If you want to get fancy, you could use something like the proposed new Atom-over-XMPP trick. The idea is that people who want ultra-low-latency feeds don't poll, but set up a persistent connection to the provider's server, which pushes entries down the wire the moment they become available. This is elegant in theory; in practice I'd bet on the brute-force polling approach, at least off the top.
And if you want it to really work well, take Atom, APP, XMPP, RFC 4661, OpenSearch, and LLUP (Blip Messaging)
and thats it -- Problem solved.
From my recent post
to the LLUP mailing list
I have been thinking about subscription for a while. I recently posted a blog entry referring to some older attempts to achieve this, and generally dissing XMPP's JEP-0060 and its lack of discussion about service guarantees.
I listed the following principles that I think need to be incorporated into an internet-scale subscription mechanism:
Summarisation. This is the organised discarding of information within an update stream to ensure that slow clients recieve as much information as their connection characteristics permit. This avoids overall system overload due to infinite buffering.
Differential flow control. A slow client should not prevent fast ones from getting updates, nor cause them to recieve the slow client's summarised stream.

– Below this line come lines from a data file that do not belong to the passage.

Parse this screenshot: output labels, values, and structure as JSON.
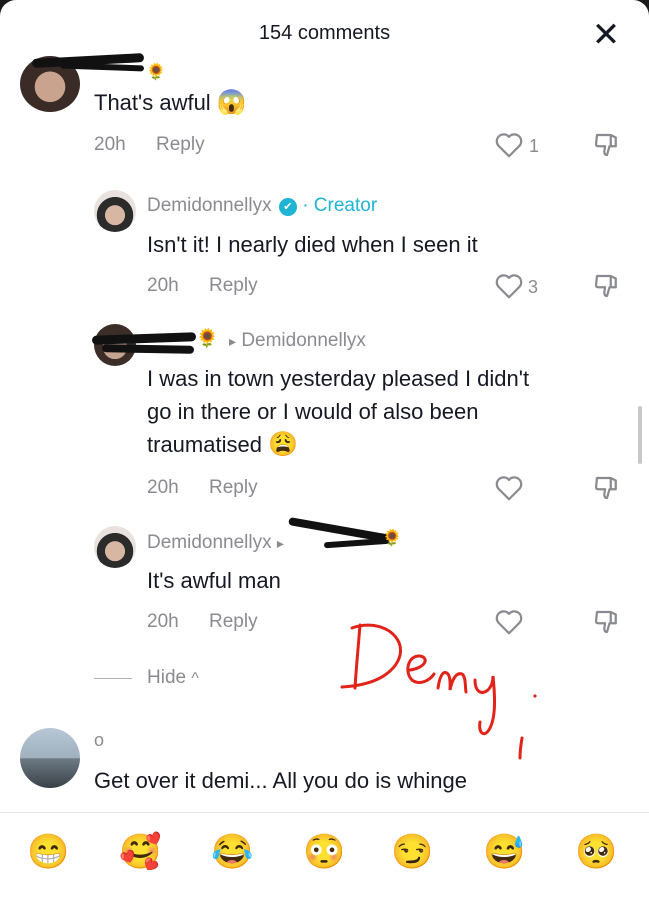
{
  "header": {
    "title": "154 comments",
    "close_glyph": "✕"
  },
  "comments": [
    {
      "name": "",
      "badge_emoji": "🌻",
      "text": "That's awful",
      "text_emoji": "😱",
      "time": "20h",
      "reply_label": "Reply",
      "likes": "1"
    },
    {
      "name": "Demidonnellyx",
      "creator_check": "✔",
      "separator": "·",
      "creator_label": "Creator",
      "text": "Isn't it! I nearly died when I seen it",
      "time": "20h",
      "reply_label": "Reply",
      "likes": "3"
    },
    {
      "name": "",
      "badge_emoji": "🌻",
      "reply_to_arrow": "▸",
      "reply_to": "Demidonnellyx",
      "text_lines": [
        "I was in town yesterday pleased I didn't",
        "go in there or I would of also been",
        "traumatised"
      ],
      "text_emoji": "😩",
      "time": "20h",
      "reply_label": "Reply",
      "likes": ""
    },
    {
      "name": "Demidonnellyx",
      "reply_to_arrow": "▸",
      "badge_emoji": "🌻",
      "text": "It's awful man",
      "time": "20h",
      "reply_label": "Reply",
      "likes": ""
    },
    {
      "name": "o",
      "text": "Get over it demi... All you do is whinge"
    }
  ],
  "hide": {
    "label": "Hide",
    "chevron": "^"
  },
  "annotation": {
    "text": "Demi",
    "color": "#e2231a"
  },
  "emoji_bar": [
    "😁",
    "🥰",
    "😂",
    "😳",
    "😏",
    "😅",
    "🥺"
  ],
  "colors": {
    "accent_creator": "#20b4d4",
    "secondary_text": "#8a8b91",
    "primary_text": "#161823"
  }
}
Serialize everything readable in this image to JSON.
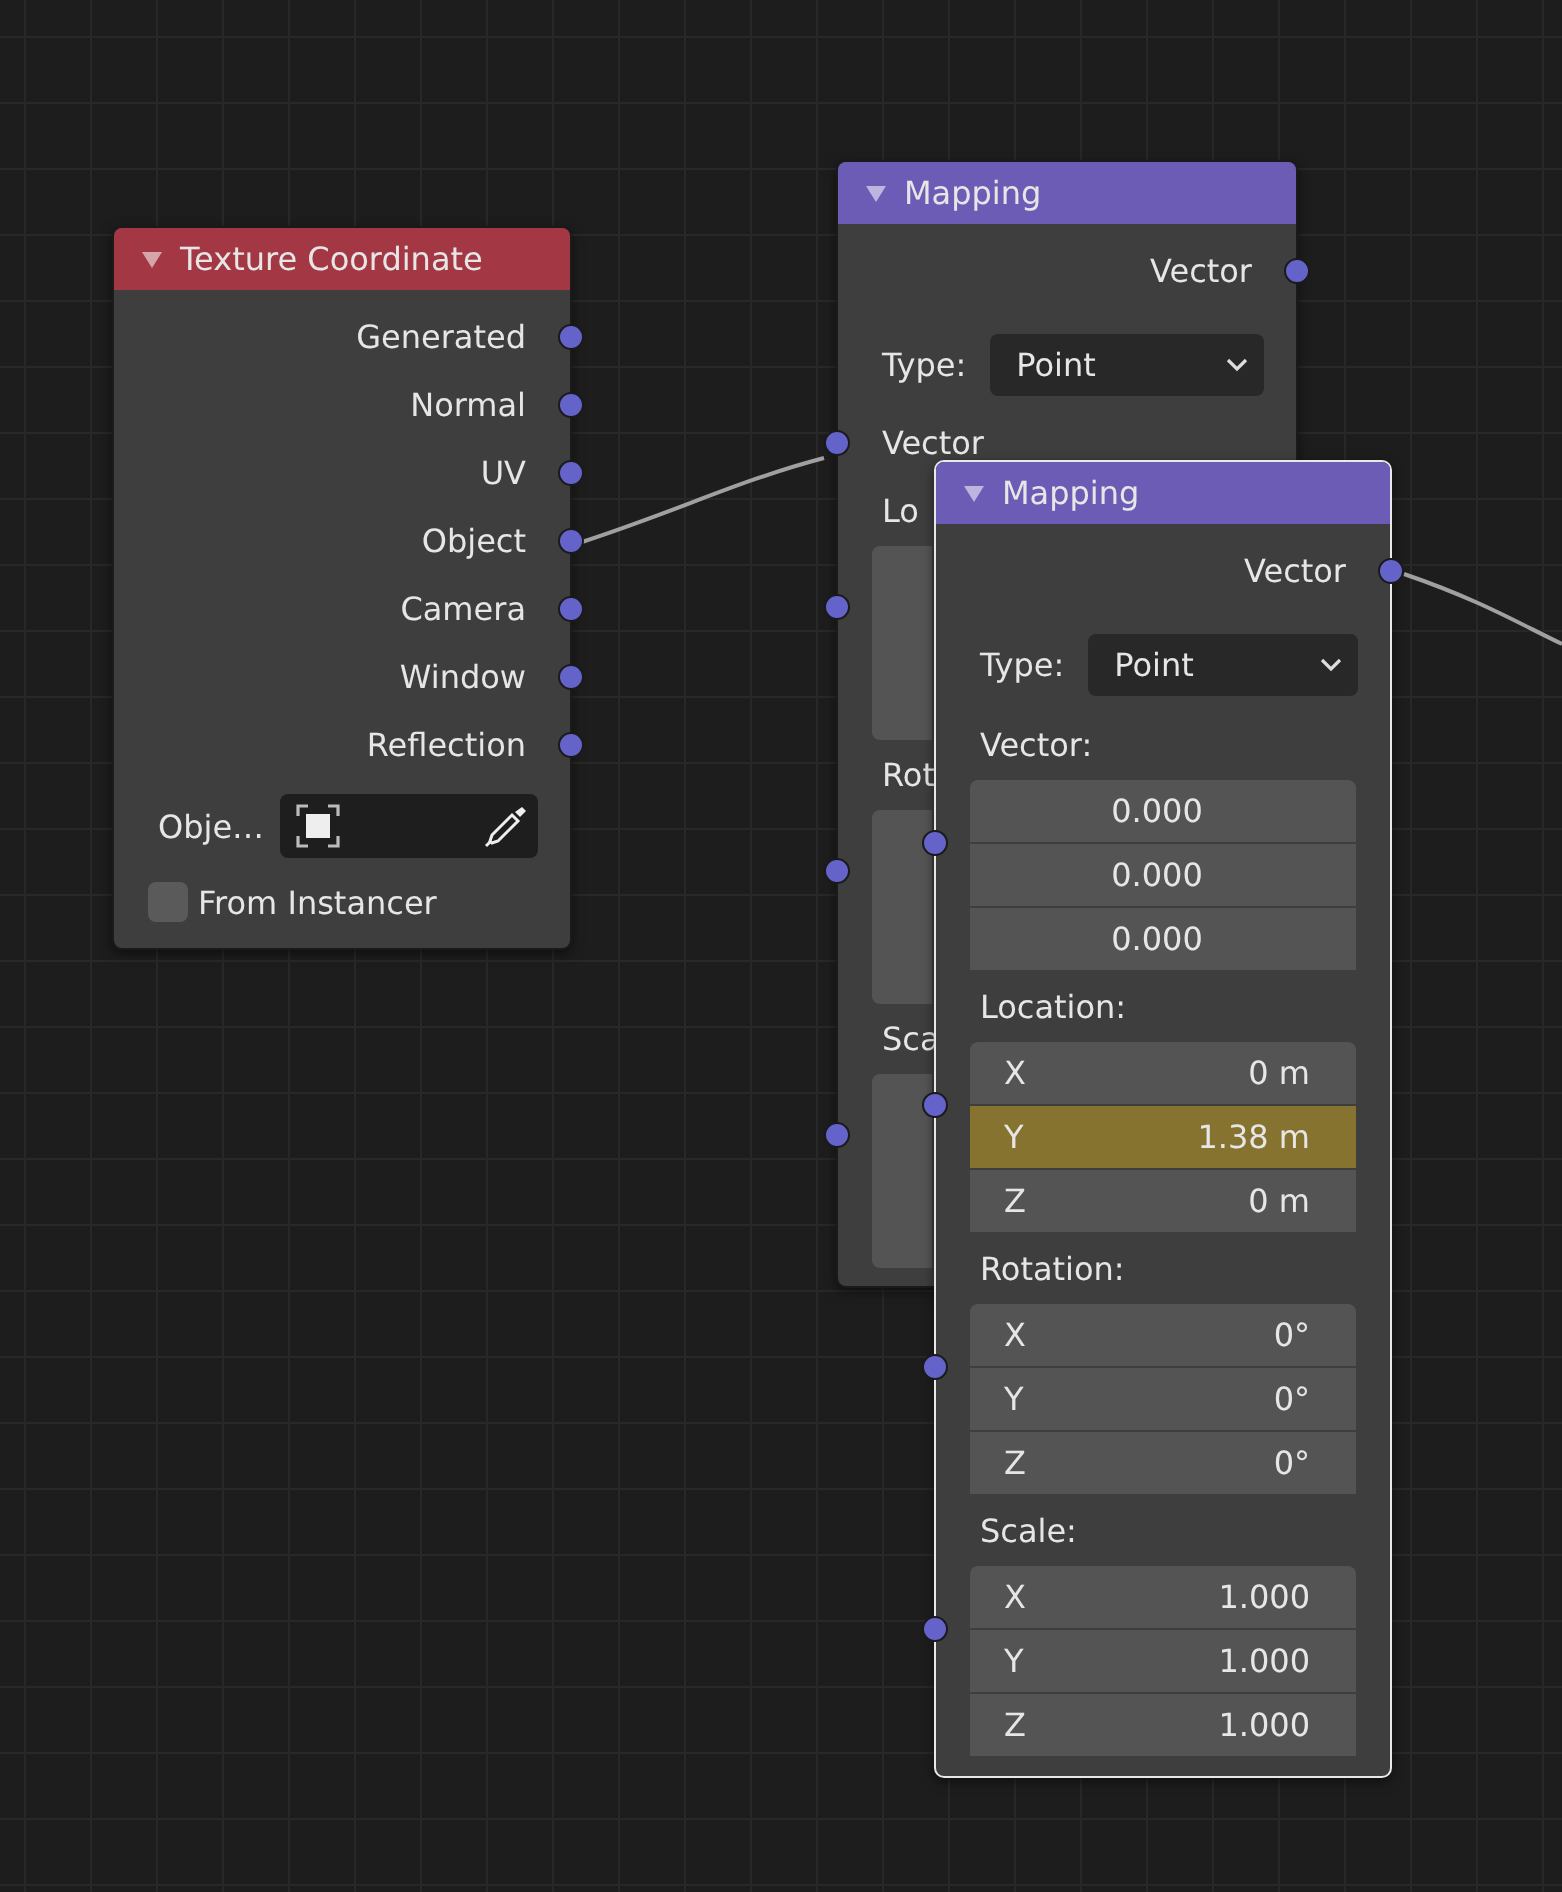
{
  "nodes": [
    {
      "kind": "texture_coordinate",
      "title": "Texture Coordinate",
      "selected": false,
      "outputs": [
        "Generated",
        "Normal",
        "UV",
        "Object",
        "Camera",
        "Window",
        "Reflection"
      ],
      "object_field": {
        "label": "Obje…"
      },
      "checkbox": {
        "label": "From Instancer",
        "checked": false
      }
    },
    {
      "kind": "mapping",
      "title": "Mapping",
      "selected": false,
      "output": "Vector",
      "type_label": "Type:",
      "type_value": "Point",
      "input": "Vector",
      "sections": [
        {
          "label": "Lo"
        },
        {
          "label": "Rot"
        },
        {
          "label": "Sca"
        }
      ]
    },
    {
      "kind": "mapping",
      "title": "Mapping",
      "selected": true,
      "output": "Vector",
      "type_label": "Type:",
      "type_value": "Point",
      "sections": [
        {
          "label": "Vector:",
          "fields": [
            {
              "value": "0.000",
              "keyframed": false
            },
            {
              "value": "0.000",
              "keyframed": false
            },
            {
              "value": "0.000",
              "keyframed": false
            }
          ]
        },
        {
          "label": "Location:",
          "fields": [
            {
              "axis": "X",
              "value": "0 m",
              "keyframed": false
            },
            {
              "axis": "Y",
              "value": "1.38 m",
              "keyframed": true
            },
            {
              "axis": "Z",
              "value": "0 m",
              "keyframed": false
            }
          ]
        },
        {
          "label": "Rotation:",
          "fields": [
            {
              "axis": "X",
              "value": "0°",
              "keyframed": false
            },
            {
              "axis": "Y",
              "value": "0°",
              "keyframed": false
            },
            {
              "axis": "Z",
              "value": "0°",
              "keyframed": false
            }
          ]
        },
        {
          "label": "Scale:",
          "fields": [
            {
              "axis": "X",
              "value": "1.000",
              "keyframed": false
            },
            {
              "axis": "Y",
              "value": "1.000",
              "keyframed": false
            },
            {
              "axis": "Z",
              "value": "1.000",
              "keyframed": false
            }
          ]
        }
      ]
    }
  ]
}
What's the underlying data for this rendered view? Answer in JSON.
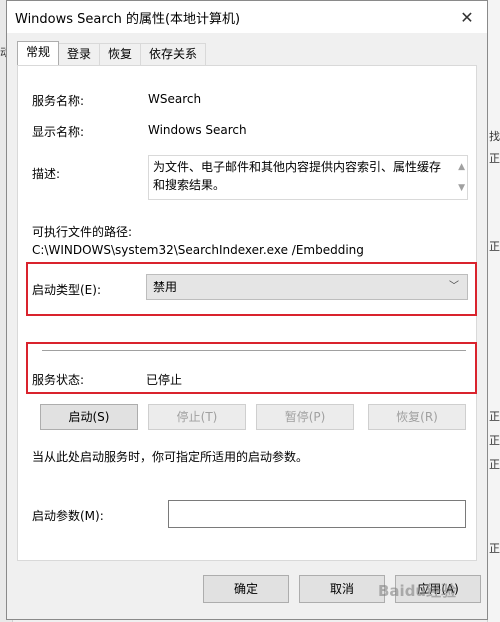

Localised resynchronisation. A client need not reach back to the origin server for the current resource status if its immediate server is already handling the subscription.
Patch updates. For large resources (especially lists), the ability to deliver a message that indicates the change from last time, only. Not the whole state.
Security Measures. Pub/Sub can be a source of denial of service attacks. The subscrpition mechanism must be able to detect when its notifications are being treated as spam and end the subscription
|M. David Peterson
I agree with you wholeheartedly... These are all important aspects of a system such as this. In fact, this is something we've been working on in various forms for just under 3 years, and as such, have had gained some pretty eye opening insite into the areas of a system in which present some interesting challenges that I would have never considered had it not been for actually playing with the various scenarios, configurations, etc... to see where all of the holes exists, and how, if at all possible, to patch these holes.
I think we've come to a pretty solid foundation, and as various members of our development team finish up various book projects and such over the next month or so, hopefully we will be able to get the initial specification finalized and moving forward.
None-the-less, I will definitely take a look at the links you've provided. Thanks! :)
Interesting comments.. :D
Basically, you're talking about message queueing when you talk push or pull.
For AFP or AP, you'd need to be able to scale to a few million subscribers.
What XMPP really needs is a mirrorable flag on Pub/Sub. If you have that, then you solve the scaling and DoS problems.
The way this works, client subscribes to queue. The server creates a local queue, and subscribes the client to it. It lies to the client, tells it that its the subscription it asked for. No matter how many clients request the same remote subscription, they are all redirected to the local queue.
The server then establishes a single subscription on the remote queue. When a message is received, it pushes it onto the local queue, which in turn pushes it to the clients.
In a federation, the servers in the federation establish the connection on a subscription server within the federation, and that subscription server establishes the single subscription to the content provider.
The idea here is that the root nodes, closest to the content provider, do the least work. They get the least data. They generate the least messages.
The leaves, closest to the destination users, do the most work. They send the most data, and generate the most messages.
A denail of service can only be conducted against a leaf -- you can't do it against the trunk, federation as a whole, or network as a whole. That avenue of attack is completely cut off, with no loss in functionality.